Promotores: H.W. Lenstra, K. Belabas (University of Bordeaux)
|Auteur||Iuliana Ciocanea Teodorescu|
|Links||Thesis in Leiden Repository|
An algorithm is a sequence of steps that takes as input a finite sequence of nonnegative integers and produces an output in the form of another finite sequence of nonnegative integers. Virtually any mathematical object of interest can be represented in this way.
One of the simplest algorithmic questions one can ask oneself is, if given a positive integer, whether one can find its factorisation into primes. Despite the fundamental nature of this problem, and its easy formulation, integer factorisation is notoriously difficult, which has made it the heart of many algorithms used in cryptography.
Some problems are intrinsically more difficult than others. The complexity of a problem is a notion that can be formally quantified, and algorithmic problems can be classified according to how difficult they are.
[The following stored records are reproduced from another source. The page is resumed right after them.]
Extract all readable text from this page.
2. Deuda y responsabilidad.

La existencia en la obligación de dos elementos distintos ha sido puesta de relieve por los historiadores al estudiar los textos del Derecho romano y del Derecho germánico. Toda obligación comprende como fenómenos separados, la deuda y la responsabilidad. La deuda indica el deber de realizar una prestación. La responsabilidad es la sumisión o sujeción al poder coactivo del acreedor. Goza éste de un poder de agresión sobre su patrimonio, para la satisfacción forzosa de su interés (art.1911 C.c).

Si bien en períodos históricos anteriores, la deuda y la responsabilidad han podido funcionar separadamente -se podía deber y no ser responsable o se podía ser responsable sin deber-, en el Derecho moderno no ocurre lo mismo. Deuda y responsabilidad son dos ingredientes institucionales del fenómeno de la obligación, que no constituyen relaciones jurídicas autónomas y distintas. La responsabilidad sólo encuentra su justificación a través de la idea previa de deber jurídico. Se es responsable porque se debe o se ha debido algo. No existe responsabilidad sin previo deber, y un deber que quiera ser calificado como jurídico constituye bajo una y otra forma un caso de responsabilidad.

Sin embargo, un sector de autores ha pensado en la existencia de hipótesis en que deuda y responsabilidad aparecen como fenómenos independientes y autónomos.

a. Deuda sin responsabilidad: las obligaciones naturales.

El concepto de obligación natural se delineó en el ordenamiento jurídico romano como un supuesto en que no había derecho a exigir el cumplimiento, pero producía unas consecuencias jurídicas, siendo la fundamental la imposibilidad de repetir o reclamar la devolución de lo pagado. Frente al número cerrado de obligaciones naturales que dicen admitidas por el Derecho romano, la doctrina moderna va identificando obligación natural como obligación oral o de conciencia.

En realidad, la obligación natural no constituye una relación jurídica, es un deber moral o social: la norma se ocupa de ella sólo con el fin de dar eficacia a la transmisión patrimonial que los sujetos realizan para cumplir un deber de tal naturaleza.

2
Loosely speaking, an algorithmic problem is considered to be “easy” if it has a deterministic polynomial-time solution. An algorithm is deterministic if no random bit is generated during its running, and polynomial-time if the number of steps it requires to produce an output is bounded above by a polynomial expression in the size of the input.
In this thesis, we investigate algorithmic problems that arise in algebra, more specifically in the theory of finite rings and finite modules. For most of the problems we consider, we also produce deterministic polynomial-time solutions. These algorithms are mainly of theoretical interest, but can also be incorporated into the toolboxes of computer algebra systems.